As Canadians we are perhaps doomed to wander more than our fair share but movement gives us time to deal with the issues we face as a Northern people. And this is all about the wandering of Canadians, our radio world, our silent world and our perceptions and thoughts along the way. Today photographs have trouble standing alone, each requires at least a "thousand words" to help it on its cumbersome way and so the words imbedded in this exhibition are necessarily as important as the images.

The images themselves follow in the footsteps of European avant-gardists of the 1930s and 40s, particularly French and German. But others come to mind as well: contemporary Czechs Boldan Holomicek and Jan Reich; Canadians Orest Semschishen, Doug Clark, Susan McEachern, David McMillan and Tom Gibson; and Americans Walker Evans, Tom Zimmerman and (with apologies) William Eggleston of Memphis.

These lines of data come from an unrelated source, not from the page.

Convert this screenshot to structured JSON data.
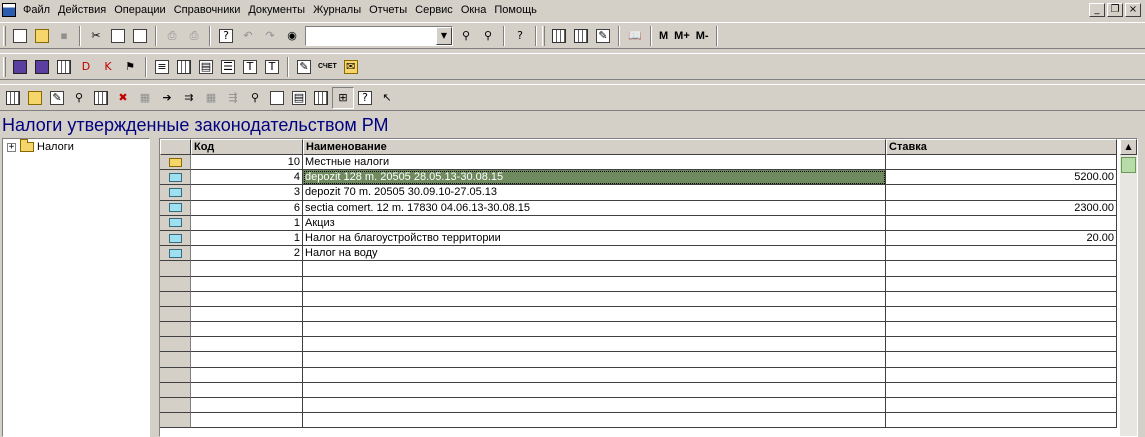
{
  "menu": [
    "Файл",
    "Действия",
    "Операции",
    "Справочники",
    "Документы",
    "Журналы",
    "Отчеты",
    "Сервис",
    "Окна",
    "Помощь"
  ],
  "window_controls": {
    "minimize": "_",
    "restore": "❐",
    "close": "×"
  },
  "toolbar1": {
    "combo_value": "",
    "memory_buttons": [
      "M",
      "M+",
      "M-"
    ]
  },
  "toolbar2": {
    "report_label": "СЧЕТ"
  },
  "page_title": "Налоги утвержденные законодательством РМ",
  "tree": {
    "expander": "+",
    "root_label": "Налоги"
  },
  "grid": {
    "headers": {
      "code": "Код",
      "name": "Наименование",
      "rate": "Ставка"
    },
    "rows": [
      {
        "code": "10",
        "name": "Местные налоги",
        "rate": ""
      },
      {
        "code": "4",
        "name": "depozit 128 m. 20505 28.05.13-30.08.15",
        "rate": "5200.00"
      },
      {
        "code": "3",
        "name": "depozit 70 m. 20505 30.09.10-27.05.13",
        "rate": ""
      },
      {
        "code": "6",
        "name": "sectia comert. 12 m. 17830   04.06.13-30.08.15",
        "rate": "2300.00"
      },
      {
        "code": "1",
        "name": "Акциз",
        "rate": ""
      },
      {
        "code": "1",
        "name": "Налог на благоустройство территории",
        "rate": "20.00"
      },
      {
        "code": "2",
        "name": "Налог на воду",
        "rate": ""
      }
    ],
    "selected_row": 1,
    "empty_rows": 11
  },
  "colors": {
    "title": "#000080",
    "selection": "#6f8a5e",
    "background": "#d4d0c8"
  }
}
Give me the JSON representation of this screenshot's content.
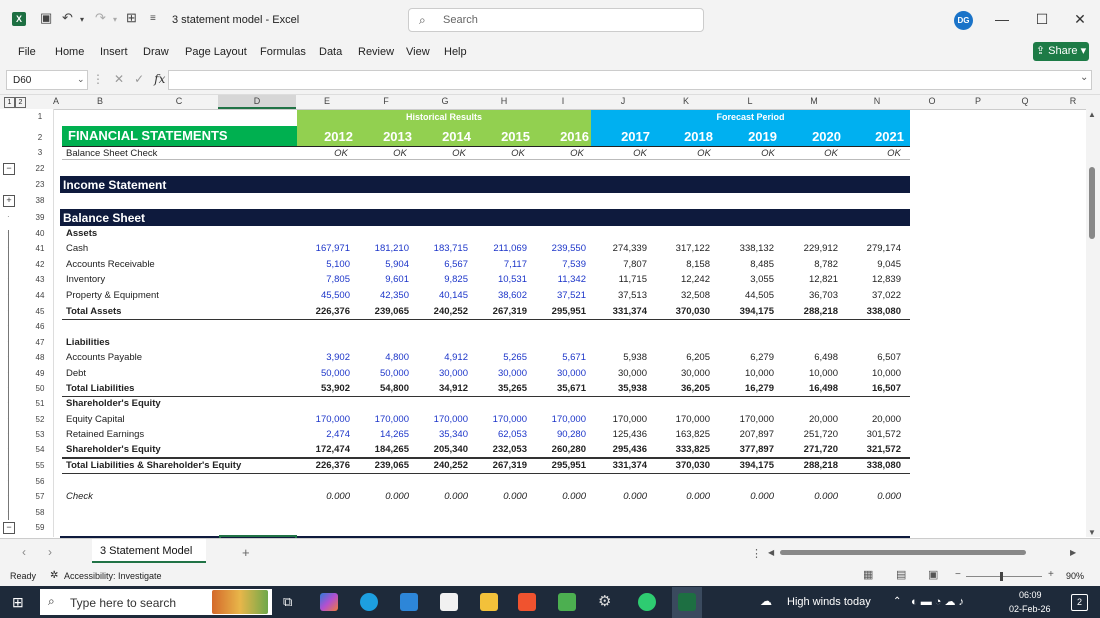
{
  "app": {
    "doc_title": "3 statement model  -  Excel",
    "search_placeholder": "Search",
    "avatar_initials": "DG",
    "logo_letter": "X"
  },
  "menu": [
    "File",
    "Home",
    "Insert",
    "Draw",
    "Page Layout",
    "Formulas",
    "Data",
    "Review",
    "View",
    "Help"
  ],
  "share_label": "Share",
  "formula_bar": {
    "name_box": "D60",
    "value": ""
  },
  "columns": [
    "A",
    "B",
    "C",
    "D",
    "E",
    "F",
    "G",
    "H",
    "I",
    "J",
    "K",
    "L",
    "M",
    "N",
    "O",
    "P",
    "Q",
    "R"
  ],
  "outline_levels": [
    "1",
    "2"
  ],
  "rows": [
    "1",
    "2",
    "3",
    "22",
    "23",
    "38",
    "39",
    "40",
    "41",
    "42",
    "43",
    "44",
    "45",
    "46",
    "47",
    "48",
    "49",
    "50",
    "51",
    "52",
    "53",
    "54",
    "55",
    "56",
    "57",
    "58",
    "59"
  ],
  "sheet": {
    "historical_label": "Historical Results",
    "forecast_label": "Forecast Period",
    "title": "FINANCIAL STATEMENTS",
    "years": [
      "2012",
      "2013",
      "2014",
      "2015",
      "2016",
      "2017",
      "2018",
      "2019",
      "2020",
      "2021"
    ],
    "check_label": "Balance Sheet Check",
    "check_values": [
      "OK",
      "OK",
      "OK",
      "OK",
      "OK",
      "OK",
      "OK",
      "OK",
      "OK",
      "OK"
    ],
    "income_header": "Income Statement",
    "balance_header": "Balance Sheet",
    "lines": [
      {
        "label": "Assets",
        "style": "bold",
        "vals": []
      },
      {
        "label": "Cash",
        "style": "",
        "vals": [
          "167,971",
          "181,210",
          "183,715",
          "211,069",
          "239,550",
          "274,339",
          "317,122",
          "338,132",
          "229,912",
          "279,174"
        ]
      },
      {
        "label": "Accounts Receivable",
        "style": "",
        "vals": [
          "5,100",
          "5,904",
          "6,567",
          "7,117",
          "7,539",
          "7,807",
          "8,158",
          "8,485",
          "8,782",
          "9,045"
        ]
      },
      {
        "label": "Inventory",
        "style": "",
        "vals": [
          "7,805",
          "9,601",
          "9,825",
          "10,531",
          "11,342",
          "11,715",
          "12,242",
          "3,055",
          "12,821",
          "12,839"
        ]
      },
      {
        "label": "Property & Equipment",
        "style": "",
        "vals": [
          "45,500",
          "42,350",
          "40,145",
          "38,602",
          "37,521",
          "37,513",
          "32,508",
          "44,505",
          "36,703",
          "37,022"
        ]
      },
      {
        "label": "Total Assets",
        "style": "bold",
        "vals": [
          "226,376",
          "239,065",
          "240,252",
          "267,319",
          "295,951",
          "331,374",
          "370,030",
          "394,175",
          "288,218",
          "338,080"
        ]
      },
      {
        "label": "",
        "style": "",
        "vals": []
      },
      {
        "label": "Liabilities",
        "style": "bold",
        "vals": []
      },
      {
        "label": "Accounts Payable",
        "style": "",
        "vals": [
          "3,902",
          "4,800",
          "4,912",
          "5,265",
          "5,671",
          "5,938",
          "6,205",
          "6,279",
          "6,498",
          "6,507"
        ]
      },
      {
        "label": "Debt",
        "style": "",
        "vals": [
          "50,000",
          "50,000",
          "30,000",
          "30,000",
          "30,000",
          "30,000",
          "30,000",
          "10,000",
          "10,000",
          "10,000"
        ]
      },
      {
        "label": "Total Liabilities",
        "style": "bold",
        "vals": [
          "53,902",
          "54,800",
          "34,912",
          "35,265",
          "35,671",
          "35,938",
          "36,205",
          "16,279",
          "16,498",
          "16,507"
        ]
      },
      {
        "label": "Shareholder's Equity",
        "style": "bold",
        "vals": []
      },
      {
        "label": "Equity Capital",
        "style": "",
        "vals": [
          "170,000",
          "170,000",
          "170,000",
          "170,000",
          "170,000",
          "170,000",
          "170,000",
          "170,000",
          "20,000",
          "20,000"
        ]
      },
      {
        "label": "Retained Earnings",
        "style": "",
        "vals": [
          "2,474",
          "14,265",
          "35,340",
          "62,053",
          "90,280",
          "125,436",
          "163,825",
          "207,897",
          "251,720",
          "301,572"
        ]
      },
      {
        "label": "Shareholder's Equity",
        "style": "bold",
        "vals": [
          "172,474",
          "184,265",
          "205,340",
          "232,053",
          "260,280",
          "295,436",
          "333,825",
          "377,897",
          "271,720",
          "321,572"
        ]
      },
      {
        "label": "Total Liabilities & Shareholder's Equity",
        "style": "bold",
        "vals": [
          "226,376",
          "239,065",
          "240,252",
          "267,319",
          "295,951",
          "331,374",
          "370,030",
          "394,175",
          "288,218",
          "338,080"
        ]
      },
      {
        "label": "",
        "style": "",
        "vals": []
      },
      {
        "label": "Check",
        "style": "ital",
        "vals": [
          "0.000",
          "0.000",
          "0.000",
          "0.000",
          "0.000",
          "0.000",
          "0.000",
          "0.000",
          "0.000",
          "0.000"
        ]
      }
    ]
  },
  "sheet_tab": "3 Statement Model",
  "status": {
    "ready": "Ready",
    "accessibility": "Accessibility: Investigate",
    "zoom": "90%"
  },
  "taskbar": {
    "search_placeholder": "Type here to search",
    "weather": "High winds today",
    "time": "06:09",
    "date": "02-Feb-26",
    "notifications": "2"
  },
  "colors": {
    "historical_green": "#92d050",
    "forecast_blue": "#00b0f0",
    "title_green": "#00b050",
    "section_navy": "#0e1a3d",
    "input_blue": "#1c35c9",
    "excel_green": "#1d6f42"
  }
}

The photographs here are moments in the psychological life of a wanderer, brief glimpses of what passes through the mind. These are scenes that can slip in and out of consciousness easily and make the tediousness of travel in such a vast landscape more troublesome and more hopeful. The poems and journal entries accompanying the photographs range from the truly sentimental to more demanding. These too are momentary reflections. The writings and the questions and answers "Where would you find this road?" - visitors read a single question at each photograph and found the answers at the end of the installation - have been collected and prepared in most part by Ronald Hambleton former music reviewer for the Toronto Star and writer (e.g., A Master Killing, The Love and Death of Orpheus, The Branding of America, verse of all sorts, etc.).

The "texts" and the "quiz" explore whether or not a viewer's understanding of photographs can be directed. The test is about the primacy of text, photograph or viewer's personal mind set or indeed whether it is simply academic to wonder which is more influential.  It may well be that the combination of the three media is a rendering of the individual alone.